Additive manufacturing is maturing rapidly as the crescendo of over-hype has died down and real applications finally emerge. The International Plastics Showcase (NPE) will bring together leading companies within the 3D printing landscape. ADMET will look to contribute to the industry with its rich history of material testing know-how.

Tensile, compressive, and flexural strength are all critical aspects in the selection of plastic material. The plastic must not only be easily moldable, but must also withstand the test of temperature and time. Specifications such as yield strength and Poisson’s ratio can be radically altered when moving from a traditional injection molded process to stereolithography or a similar 3D print process. With the industry now boasting 7 generally accepted additive manufacturing techniques, all are surely to produce different results in terms of final product performance.

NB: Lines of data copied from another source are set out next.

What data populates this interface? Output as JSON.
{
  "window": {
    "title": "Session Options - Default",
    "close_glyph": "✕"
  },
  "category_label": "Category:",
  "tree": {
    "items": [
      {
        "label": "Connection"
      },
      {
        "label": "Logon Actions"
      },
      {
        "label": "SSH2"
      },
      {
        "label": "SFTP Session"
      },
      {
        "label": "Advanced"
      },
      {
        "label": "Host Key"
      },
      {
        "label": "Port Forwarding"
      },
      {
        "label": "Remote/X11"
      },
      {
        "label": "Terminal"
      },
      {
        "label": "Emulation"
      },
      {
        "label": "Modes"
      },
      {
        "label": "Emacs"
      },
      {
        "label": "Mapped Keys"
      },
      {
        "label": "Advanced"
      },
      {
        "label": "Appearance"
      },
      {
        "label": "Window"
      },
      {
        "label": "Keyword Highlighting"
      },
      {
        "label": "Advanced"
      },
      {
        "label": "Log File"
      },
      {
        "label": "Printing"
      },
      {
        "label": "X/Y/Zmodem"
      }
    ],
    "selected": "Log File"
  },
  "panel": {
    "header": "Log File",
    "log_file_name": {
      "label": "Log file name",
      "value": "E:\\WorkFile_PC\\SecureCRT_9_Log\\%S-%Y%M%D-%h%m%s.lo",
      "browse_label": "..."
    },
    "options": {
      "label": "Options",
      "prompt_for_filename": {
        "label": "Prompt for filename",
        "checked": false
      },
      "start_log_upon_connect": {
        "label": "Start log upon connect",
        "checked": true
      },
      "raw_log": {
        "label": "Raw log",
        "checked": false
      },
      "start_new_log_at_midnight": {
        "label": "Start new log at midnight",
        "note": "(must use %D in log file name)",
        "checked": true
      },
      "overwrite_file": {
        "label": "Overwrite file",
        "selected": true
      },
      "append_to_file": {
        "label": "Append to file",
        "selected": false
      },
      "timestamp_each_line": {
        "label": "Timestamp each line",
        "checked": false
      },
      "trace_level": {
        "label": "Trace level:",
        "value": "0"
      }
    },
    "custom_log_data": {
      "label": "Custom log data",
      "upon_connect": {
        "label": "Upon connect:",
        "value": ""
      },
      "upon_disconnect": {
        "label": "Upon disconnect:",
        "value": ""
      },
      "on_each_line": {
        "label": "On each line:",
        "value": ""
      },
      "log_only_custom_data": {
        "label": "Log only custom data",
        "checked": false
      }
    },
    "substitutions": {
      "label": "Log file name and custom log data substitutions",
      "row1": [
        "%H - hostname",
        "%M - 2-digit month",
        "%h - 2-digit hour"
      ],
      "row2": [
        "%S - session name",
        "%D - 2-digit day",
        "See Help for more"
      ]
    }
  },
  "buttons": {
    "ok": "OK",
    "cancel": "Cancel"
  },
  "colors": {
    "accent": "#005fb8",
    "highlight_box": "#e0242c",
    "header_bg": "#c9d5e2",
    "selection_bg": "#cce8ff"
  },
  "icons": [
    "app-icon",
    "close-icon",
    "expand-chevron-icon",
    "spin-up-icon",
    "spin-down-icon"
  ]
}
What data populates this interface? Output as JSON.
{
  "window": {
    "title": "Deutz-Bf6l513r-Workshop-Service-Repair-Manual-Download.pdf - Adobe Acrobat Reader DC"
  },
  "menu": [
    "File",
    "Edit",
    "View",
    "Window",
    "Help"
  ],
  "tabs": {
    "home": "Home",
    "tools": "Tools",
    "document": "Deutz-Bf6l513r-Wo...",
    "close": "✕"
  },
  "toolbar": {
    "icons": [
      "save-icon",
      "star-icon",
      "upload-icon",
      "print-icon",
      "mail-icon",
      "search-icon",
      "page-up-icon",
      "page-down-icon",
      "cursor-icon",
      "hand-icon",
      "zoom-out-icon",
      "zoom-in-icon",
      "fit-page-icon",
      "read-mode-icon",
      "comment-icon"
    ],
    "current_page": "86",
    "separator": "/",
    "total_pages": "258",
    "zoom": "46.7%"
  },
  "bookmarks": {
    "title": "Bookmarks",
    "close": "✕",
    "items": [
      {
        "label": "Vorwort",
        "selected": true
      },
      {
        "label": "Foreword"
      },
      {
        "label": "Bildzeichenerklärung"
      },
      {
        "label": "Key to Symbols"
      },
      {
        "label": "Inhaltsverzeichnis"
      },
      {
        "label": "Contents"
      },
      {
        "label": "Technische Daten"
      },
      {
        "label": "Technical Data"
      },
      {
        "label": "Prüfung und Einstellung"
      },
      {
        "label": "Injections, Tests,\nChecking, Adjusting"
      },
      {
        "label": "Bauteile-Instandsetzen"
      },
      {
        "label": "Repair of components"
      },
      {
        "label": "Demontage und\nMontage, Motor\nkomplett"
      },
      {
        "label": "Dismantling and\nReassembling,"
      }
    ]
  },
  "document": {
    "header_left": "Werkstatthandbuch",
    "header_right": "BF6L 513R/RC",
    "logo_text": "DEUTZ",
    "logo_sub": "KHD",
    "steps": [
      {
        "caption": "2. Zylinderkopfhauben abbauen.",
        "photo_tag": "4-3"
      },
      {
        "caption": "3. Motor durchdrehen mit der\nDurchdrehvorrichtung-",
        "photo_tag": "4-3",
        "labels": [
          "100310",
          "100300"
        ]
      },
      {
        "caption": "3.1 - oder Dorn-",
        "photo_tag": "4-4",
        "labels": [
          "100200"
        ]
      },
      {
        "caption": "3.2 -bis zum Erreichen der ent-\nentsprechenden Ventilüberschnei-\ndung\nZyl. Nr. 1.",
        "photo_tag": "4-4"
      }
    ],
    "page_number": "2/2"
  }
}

ADMET anticipates strong demand resulting from applications involving 3D printing. Instead of the traditional destructive tests to failure on mundane standard sampling (dogbones), new tests for 3D printed parts will focus heavily on minimum requirement testing of the final product. First run batches of final products will be tested in order to ensure compliance, rather than plastics processors relying on material data sheets from their suppliers in order to predict performance.

The ASTM committee F42, specially tasked for writing the specifications for additive manufacturing, has been releasing standards for 3D printing since its inception in 2009. While the committee is thought leading, they only meet twice a year, meaning standards are lagging the market by at least 6 months. The latest method, F3091M – 14, characterizes powder bed fusion of plastic materials which is not the most popular additive manufacturing technique for plastics. With the rapid growth of additive manufacturing, OEMs, suppliers and end users are scrambling for reliable ways to test their products. ADMET is aligning in order to fill this market need, and forecasts that 3d printed material testing applications will center more around the final product than on initial material characterization.

Real world testing on final products is much different than the test methods used in initial material characterization. While tensile and compression tests give engineers a strong understanding of how a plastic will behave under a certain load strain, real world use cases often involve forces exerted along multiple axis’. ADMET has developed an easy to use torsional bi-axial Universal Testing Machine (UTM) in order to address this very issue. In the real world it is much more likely that a plastic part is twisted and pulled during a singular event which is why bi-axial testing is the more relevant test method.

As 3D printing continues to gain mass-market adoption, ADMET will continue to provide the market with easy to use and cost competitive equipment for mechanical testing. The key differentiator for ADMET is our know-how and customer support. Each ADMET system includes lifetime application support which unlocks a vast and valuable resource for our customers. As NPE 2015 approaches we hope that everyone enjoys the show and uses this time to push plastics technology forward!